2. Breaking Down the Code

This script is intentionally straightforward. Let's walk through it line by line.

  1. from dotenv import load_dotenv: This line imports the function that knows how to find and read our .env file.
  2. from langchain_google_genai import ChatGoogleGenerativeAI: Here, we import the specific class from the LangChain library that allows us to communicate with Google's Gemini chat models.
  3. load_dotenv(): This executes the function, loading our GOOGLE_API_KEY and GOOGLE_CSE_ID into the environment so our script can use them. [ we will validating GOOGLE_CSE_ID in later sections ]
  4. llm = ChatGoogleGenerativeAI(...): This is the core of our script. We create an instance of the model client. We're telling LangChain, "Hey, get ready to talk to the gemini-2.0-flash model."
  5. result = llm.invoke(...): This is the action! The .invoke() method sends our prompt ("what is the capital of India?") directly to the Gemini API. It then waits for a response.
  6. print(result.content): The response from the model is an object. We access its main text content using .content and print it to our terminal.

3. Running the Script

Now, let's run it from our terminal. Make sure your virtual environment is still active (you should see (venv) in your prompt).

python not_an_agent.py

If everything is set up correctly, you should see a response printed to your console, something like this:

The capital of India is **New Delhi**.

Awesome! A simple request and a simple answer. This confirms our API key is valid and our local environment is ready to go.
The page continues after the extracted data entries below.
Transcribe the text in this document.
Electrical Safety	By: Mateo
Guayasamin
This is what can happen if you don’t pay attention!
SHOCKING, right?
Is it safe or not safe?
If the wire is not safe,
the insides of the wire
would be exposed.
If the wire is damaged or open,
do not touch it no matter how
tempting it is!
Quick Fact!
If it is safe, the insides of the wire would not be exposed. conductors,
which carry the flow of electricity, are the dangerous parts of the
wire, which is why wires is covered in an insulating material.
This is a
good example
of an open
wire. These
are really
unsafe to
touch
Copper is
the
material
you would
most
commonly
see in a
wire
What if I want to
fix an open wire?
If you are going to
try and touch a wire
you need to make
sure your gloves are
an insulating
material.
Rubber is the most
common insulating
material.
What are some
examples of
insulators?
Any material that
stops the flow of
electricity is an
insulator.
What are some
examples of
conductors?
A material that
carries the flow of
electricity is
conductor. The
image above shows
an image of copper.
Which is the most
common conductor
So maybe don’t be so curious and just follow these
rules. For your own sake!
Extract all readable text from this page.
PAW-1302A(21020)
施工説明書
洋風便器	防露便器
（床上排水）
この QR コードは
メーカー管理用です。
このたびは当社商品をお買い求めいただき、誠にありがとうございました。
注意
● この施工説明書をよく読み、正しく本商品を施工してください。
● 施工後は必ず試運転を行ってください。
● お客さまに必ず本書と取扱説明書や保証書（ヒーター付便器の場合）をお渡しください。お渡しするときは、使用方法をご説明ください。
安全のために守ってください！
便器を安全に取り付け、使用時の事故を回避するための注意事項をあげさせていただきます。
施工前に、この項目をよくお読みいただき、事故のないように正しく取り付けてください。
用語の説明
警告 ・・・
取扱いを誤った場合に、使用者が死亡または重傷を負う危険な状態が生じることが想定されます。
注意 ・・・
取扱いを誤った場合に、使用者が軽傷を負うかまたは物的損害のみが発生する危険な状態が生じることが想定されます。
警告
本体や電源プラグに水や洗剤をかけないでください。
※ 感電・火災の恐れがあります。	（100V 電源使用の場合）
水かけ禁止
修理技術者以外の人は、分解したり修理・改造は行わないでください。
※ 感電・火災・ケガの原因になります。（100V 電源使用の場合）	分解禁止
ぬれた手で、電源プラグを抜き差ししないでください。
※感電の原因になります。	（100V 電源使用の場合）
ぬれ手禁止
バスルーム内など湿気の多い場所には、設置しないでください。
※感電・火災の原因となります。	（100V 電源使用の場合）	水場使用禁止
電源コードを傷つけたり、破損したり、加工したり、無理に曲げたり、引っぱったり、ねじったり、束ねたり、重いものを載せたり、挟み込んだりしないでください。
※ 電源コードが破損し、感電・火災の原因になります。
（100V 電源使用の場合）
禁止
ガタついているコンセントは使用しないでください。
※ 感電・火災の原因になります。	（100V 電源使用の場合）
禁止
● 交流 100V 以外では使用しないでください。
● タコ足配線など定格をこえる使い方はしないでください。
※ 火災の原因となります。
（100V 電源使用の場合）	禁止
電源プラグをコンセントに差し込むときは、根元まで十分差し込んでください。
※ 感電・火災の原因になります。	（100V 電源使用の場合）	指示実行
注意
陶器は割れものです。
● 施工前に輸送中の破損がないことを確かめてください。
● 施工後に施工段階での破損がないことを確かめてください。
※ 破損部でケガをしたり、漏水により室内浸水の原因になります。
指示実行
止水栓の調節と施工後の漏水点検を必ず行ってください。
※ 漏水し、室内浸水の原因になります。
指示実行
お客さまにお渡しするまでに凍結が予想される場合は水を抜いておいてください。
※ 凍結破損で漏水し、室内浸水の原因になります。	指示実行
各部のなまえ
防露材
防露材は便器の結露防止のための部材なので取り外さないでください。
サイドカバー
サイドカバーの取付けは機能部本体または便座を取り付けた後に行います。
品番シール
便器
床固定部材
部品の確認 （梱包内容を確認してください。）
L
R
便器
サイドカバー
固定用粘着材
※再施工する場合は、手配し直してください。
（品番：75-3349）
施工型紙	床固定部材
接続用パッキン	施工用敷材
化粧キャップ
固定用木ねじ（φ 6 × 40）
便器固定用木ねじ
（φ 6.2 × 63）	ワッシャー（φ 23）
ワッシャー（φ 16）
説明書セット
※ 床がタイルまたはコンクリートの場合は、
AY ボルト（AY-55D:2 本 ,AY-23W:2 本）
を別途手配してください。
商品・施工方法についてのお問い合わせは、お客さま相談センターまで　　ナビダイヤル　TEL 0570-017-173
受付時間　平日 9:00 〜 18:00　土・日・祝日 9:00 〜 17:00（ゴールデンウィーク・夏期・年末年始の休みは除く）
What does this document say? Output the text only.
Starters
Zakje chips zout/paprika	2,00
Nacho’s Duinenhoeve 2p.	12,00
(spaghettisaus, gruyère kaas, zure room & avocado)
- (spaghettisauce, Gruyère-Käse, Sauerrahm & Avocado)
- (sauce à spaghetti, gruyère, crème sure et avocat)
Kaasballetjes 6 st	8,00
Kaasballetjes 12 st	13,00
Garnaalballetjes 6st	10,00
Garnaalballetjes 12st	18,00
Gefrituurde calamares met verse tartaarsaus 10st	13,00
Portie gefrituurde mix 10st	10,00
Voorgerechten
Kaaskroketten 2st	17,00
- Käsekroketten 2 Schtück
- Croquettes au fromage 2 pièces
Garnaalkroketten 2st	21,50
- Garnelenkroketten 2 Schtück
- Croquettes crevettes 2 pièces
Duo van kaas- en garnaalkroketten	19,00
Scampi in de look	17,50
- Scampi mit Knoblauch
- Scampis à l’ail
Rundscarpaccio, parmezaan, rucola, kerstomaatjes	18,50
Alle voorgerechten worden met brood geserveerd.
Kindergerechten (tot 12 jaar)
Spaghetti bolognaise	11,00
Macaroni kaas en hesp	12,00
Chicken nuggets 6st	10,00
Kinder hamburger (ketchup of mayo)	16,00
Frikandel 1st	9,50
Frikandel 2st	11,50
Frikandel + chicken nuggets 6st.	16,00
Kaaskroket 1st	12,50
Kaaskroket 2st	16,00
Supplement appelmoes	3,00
4. What Just Happened (and Why It's Not an Agent)

So, did we just build an agent? No, not even close.

What we did was make a single, direct API call. Our program had no ability to reason, no tools to use, and no capacity to take multiple steps. It simply passed a question to the LLM and printed the answer.

This is the fundamental building block. An agent, which we'll build next, is much more sophisticated. An agent can loop, make decisions, and use tools to enrich its responses.

Here's a visual comparison:

Our Current Script

graph TD
    A[User Prompt] --> B[Gemini LLM];
    B --> C[Final Answer];

A True Agent (Coming Next)

graph TD
    A[User Question] --> B{Agent Decides};
    B -- "Need Info" --> C[Tool: Search];
    C -- "Tool Result" --> B;
    B -- "Have Enough Info" --> D[Generate Final Answer];

By successfully running this simple script, we've validated our setup and built the first block. Now we're ready for the exciting part: giving our program a brain with LangGraph.